Джон не отвечал, глядя на нераскрытый конверт, но был уверен, что жена снова права. Из девяти полученных им конвертов за последние полгода, считая этот, восемь были пусты. То есть, не в буквальном смысле – он всегда находил в них лист бумаги, сложенный в семь раз, но ни строчки, ни слова не было на нем. Только пустота, нетронутая белизна чистого листа. Сначала он удивлялся, потом недоумевал. Когда порожняком пришел четвертый конверт, Джон взбесился, когда пришел шестой – ему стало не по себе. Теперь, в задумчивости заламывая уголки девятого, он неожиданно для себя решил не открывать его.

Таинственный отправитель так заинтриговал его, что жаль было расставаться с приключившимся волшебством. Но Джон понимал – скоро это может перерасти в навязчивую идею, он все чаще ловил себя на мысли, что ждет этих бессмысленных писем, которые и письмами-то сложно было назвать – так, полглотка воздуха, полглотка свежего ветра, законсервированного в бумажной тюрьме, полглотка свободы. Свобода. Может быть, именно эта ассоциация не дает ему сейчас решительно выбросить конверт в мусорное ведро? Свобода, которой так не хватает теперь.

Свобода

А всего пару лет назад свободы было хоть отбавляй! Постоянные концерты, толпы обезумевших фанаток, грандиозная популярность, о которой никто из них, простых ливерпульских парней и мечтать не мог. Их американское турне и участие в «Шоу Эда Салливана» сделало «Битлз» группой мирового уровня, а каждого из них – Пола, Джорджа, Ринго и, конечно же, его, Джона – живыми рок-н-ролльными иконами. Непрекращающаяся череда городов, гостиницы, вечеринки, девушки, алкоголь и наркотики – он уже не помнит деталей, названий, имен. И ему страшно признаться, но он немного скучает по тому времени.

Джон вздохнул. Нет, нельзя снова поддаваться этим безумным порывам, от которых он недавно освободился, и он рад этому, да-да-да, очень рад! Только сейчас все стало налаживаться, он теперь другой, новый, лучший, наконец-то все так, как должно быть!.. Но почему так пусто внутри? Почему кажется, что нечем дышать?..

Хватит мечтать

– Милый?.. – Синтия обеспокоенно отставила чашку с кофе. – Ты в порядке?

– А? Что? Да-да. – Словно очнувшись, Джон вздрогнул, и выронил конверт.

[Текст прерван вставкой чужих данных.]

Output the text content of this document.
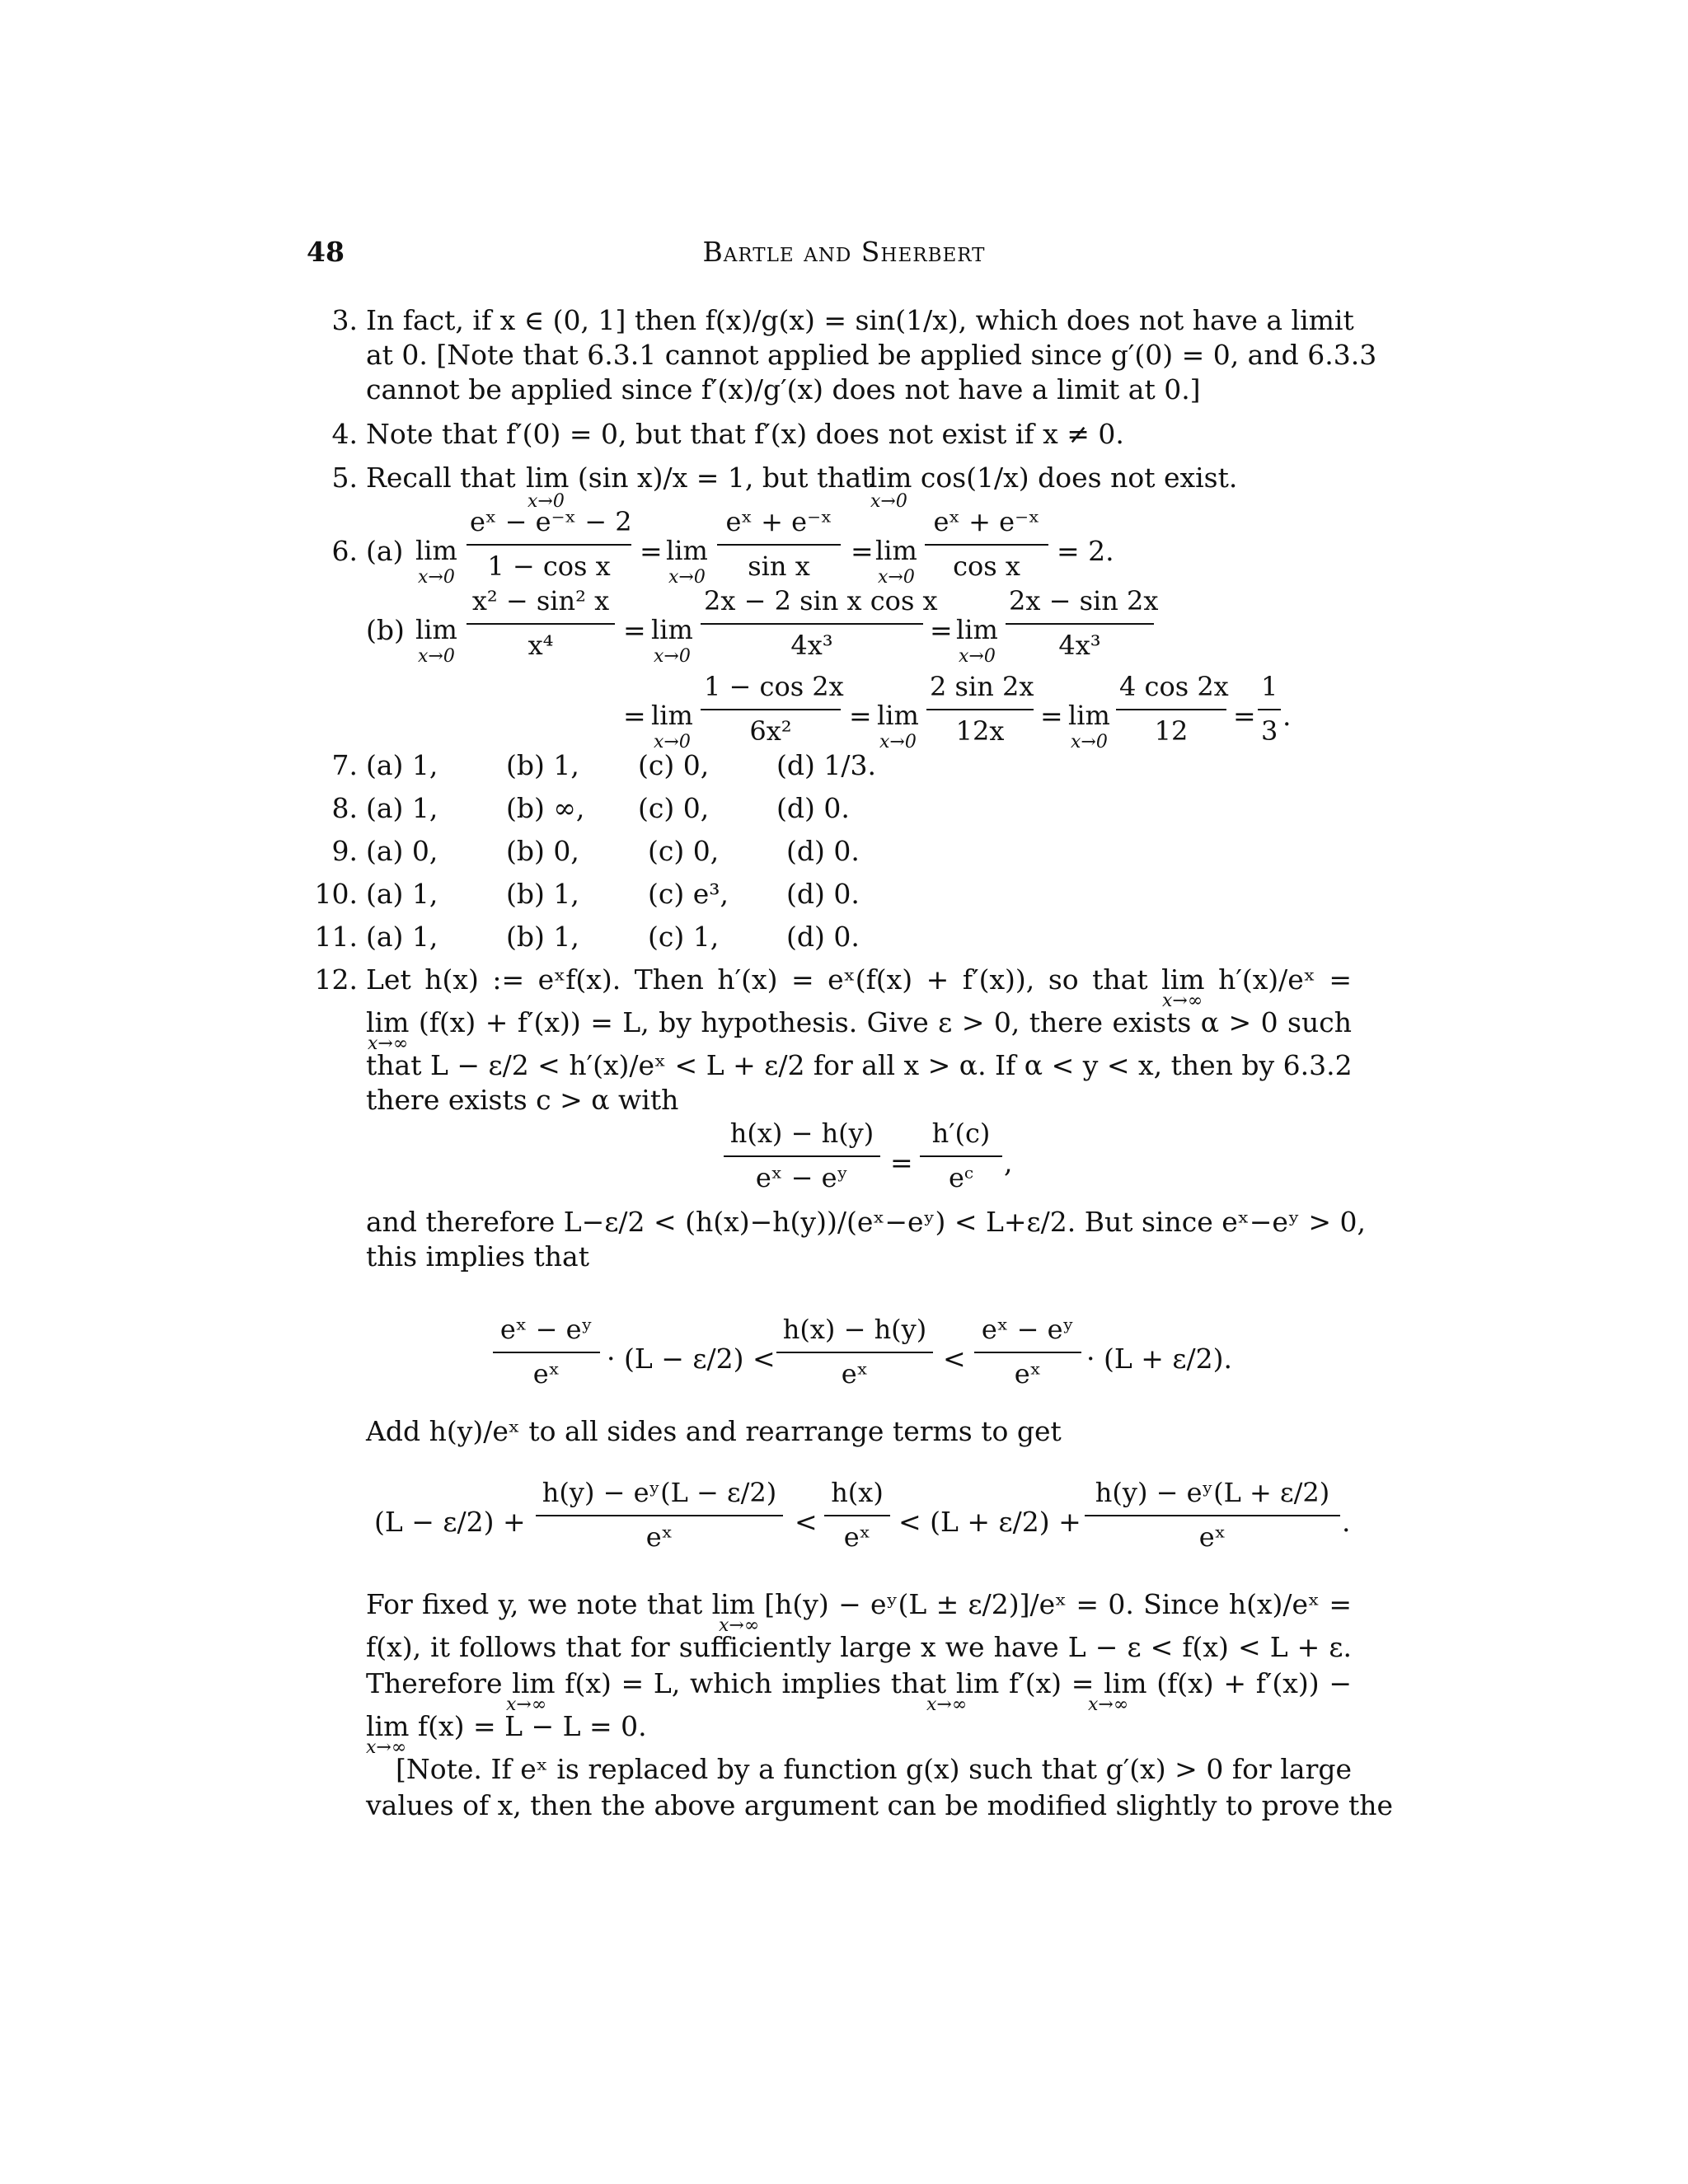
48	Bartle and Sherbert
3. In fact, if x ∈ (0, 1] then f(x)/g(x) = sin(1/x), which does not have a limit
at 0. [Note that 6.3.1 cannot applied be applied since g′(0) = 0, and 6.3.3
cannot be applied since f′(x)/g′(x) does not have a limit at 0.]
4. Note that f′(0) = 0, but that f′(x) does not exist if x ≠ 0.
5. Recall that lim (sin x)/x = 1, but that
x→0
lim cos(1/x) does not exist.
x→0
6. (a) lim
$x\to 0 \frac{\text{eˣ − e⁻ˣ − 2}}{\text{1 − cos x}} = \lim$
$x\to 0 \frac{\text{eˣ + e⁻ˣ}}{\text{sin x}} = \lim$
$x\to 0 \frac{\text{eˣ + e⁻ˣ}}{\text{cos x}} = 2$.
(b) lim
$x\to 0 \frac{\text{x² − sin² x}}{\text{x⁴}} = \lim$
$x\to 0 \frac{\text{2x − 2 sin x cos x}}{\text{4x³}} = \lim$
$x\to 0 \frac{2x - \sin 2x}{\text{4x³}}$
= lim
$x\to 0 \frac{1 - \cos 2x}{\text{6x²}} = \lim$
$x\to 0 \frac{2 \sin 2x}{12x} = \lim$
$x\to 0 \frac{4 \cos 2x}{12} = \frac{1}{3}$ .
7. (a) 1,	(b) 1, (c) 0, (d) 1/3.
8. (a) 1,	(b) ∞, (c) 0, (d) 0.
9. (a) 0,	(b) 0,	(c) 0, (d) 0.
10. (a) 1,	(b) 1,	(c) e³, (d) 0.
11. (a) 1,	(b) 1,	(c) 1, (d) 0.
12. Let h(x) := eˣf(x). Then h′(x) = eˣ(f(x) + f′(x)), so that lim h′(x)/eˣ =
x→∞
lim (f(x) + f′(x)) = L, by hypothesis. Give ε > 0, there exists α > 0 such
x→∞
that L − ε/2 < h′(x)/eˣ < L + ε/2 for all x > α. If α < y < x, then by 6.3.2
there exists c > α with
$\frac{h(x) - h(y)}{\text{eˣ − eʸ}} = \frac{h'(c)}{\text{eᶜ}}$ ,
and therefore L−ε/2 < (h(x)−h(y))/(eˣ−eʸ) < L+ε/2. But since eˣ−eʸ > 0,
this implies that
$\frac{\text{eˣ − eʸ}}{\text{eˣ}} \cdot (L - \varepsilon/2) < \frac{h(x) - h(y)}{\text{eˣ}} < \frac{\text{eˣ − eʸ}}{\text{eˣ}} \cdot (L + \varepsilon/2)$.
Add h(y)/eˣ to all sides and rearrange terms to get
$(L - \varepsilon/2) + \frac{\text{h(y) − eʸ(L − ε/2)}}{\text{eˣ}} < \frac{h(x)}{\text{eˣ}} < (L + \varepsilon/2) + \frac{\text{h(y) − eʸ(L + ε/2)}}{\text{eˣ}}$ .
For fixed y, we note that lim [h(y) − eʸ(L ± ε/2)]/eˣ = 0. Since h(x)/eˣ =
x→∞
f(x), it follows that for sufficiently large x we have L − ε < f(x) < L + ε.
Therefore lim f(x) = L, which implies that lim f′(x) = lim (f(x) + f′(x)) −
x→∞	x→∞	x→∞
lim f(x) = L − L = 0.
x→∞
[Note. If eˣ is replaced by a function g(x) such that g′(x) > 0 for large
values of x, then the above argument can be modified slightly to prove the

Спланировав, он упал под ноги Синтии.

– Слушай, хочешь, я его выброшу? – Взгляд жены лучился заботой. – Я его выброшу, и мы больше никогда не будем их открывать, хочешь?

– Да, пожалуй. – Джон отвернулся к окну. – Пожалуй, хочу.

За окном шел дождь. Лондонская осень в том году была самой английской – сырой, промозглой, пасмурной и серой. Грязная тряпка вместо неба нависла над городом и без устали лила воду на головы хмурым прохожим. Такой осенью не о чем мечтать. Да и к чему ему мечтать? В неполных двадцать семь у него сын и любящая жена, его карьера на высоте и он добился всего, о чем не мог и помыслить еще десять лет назад. Зачем ему вообще это пустое занятие? Может быть, хватит?..

– Милый… – Голос жены снова вывел из раздумий. – Здесь… письмо.